Le gouvernement allemand tombe alors que la crise politique s’aggrave en Europe

Roy Landersen
le 20 janvier 2025
German Chancellor Olaf Scholz, right, and Defense Minister Boris Pistorius, center, at Rheinmetall tank factory, Feb. 12, 2024. Moscow’s war in Ukraine, military rearmament by rival capitalist powers preparing for more wars have deepened political crisis of German rulers.
PHILIPP SCHULZE/AGENCE DE PRESSE ALLEMANDELe chancelier allemand Olaf Scholz, à droite, et le ministre de la Défense Boris Pistorius, au centre, à l’usine de chars Rheinmetall, le 12 février 2024. La guerre de Moscou en Ukraine, le réarmement militaire des puissances capitalistes rivales qui se préparent à de nouvelles guerres ont aggravé la crise politique des dirigeants allemands.

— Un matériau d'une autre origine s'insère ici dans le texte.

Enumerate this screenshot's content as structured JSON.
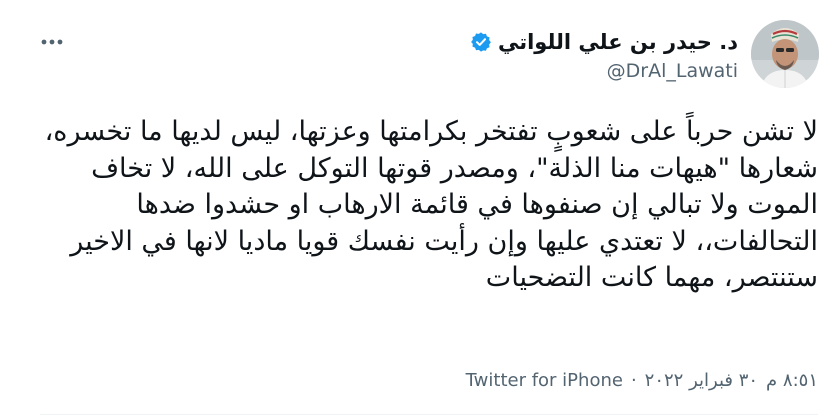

Le gouvernement allemand, dirigé par le Parti social-démocrate du chancelier Olaf Scholz, est tombé le 16 décembre après avoir perdu un vote de confiance au parlement. L’Allemagne, dont l’économie est la plus importante d’Europe, a un gouvernement intérimaire jusqu’aux nouvelles élections le 23 février.

La coalition très instable d’Olaf Scholz, qui comprenait les verts et les Démocrates libres, s’était désintégrée le mois précédent. La question litigieuse était de savoir s’il fallait mettre de côté le « frein à l’endettement », que Berlin s’était imposé en matière de dépenses publiques, afin de dégager des fonds pour tenter d’atténuer la crise économique en cours dans le pays.

Les dirigeants allemands et ceux de la France, deuxième puissance de l’Union européenne, sont tous deux en plein désarroi politique avec leurs économies enlisées dans la stagnation et l’endettement. Berlin est aux prises avec une crise de politique étrangère alors que l’instabilité provoquée par la guerre de Moscou contre l’Ukraine fait des ravages. La concurrence avec leurs rivaux, en particulier les dirigeants des États-Unis et de la Chine, s’intensifie pour les marchés et les ressources. Et les travailleurs de toute l’Europe résistent aux efforts des dirigeants pour leur faire porter le fardeau d’une crise dont ils ne sont pas responsables.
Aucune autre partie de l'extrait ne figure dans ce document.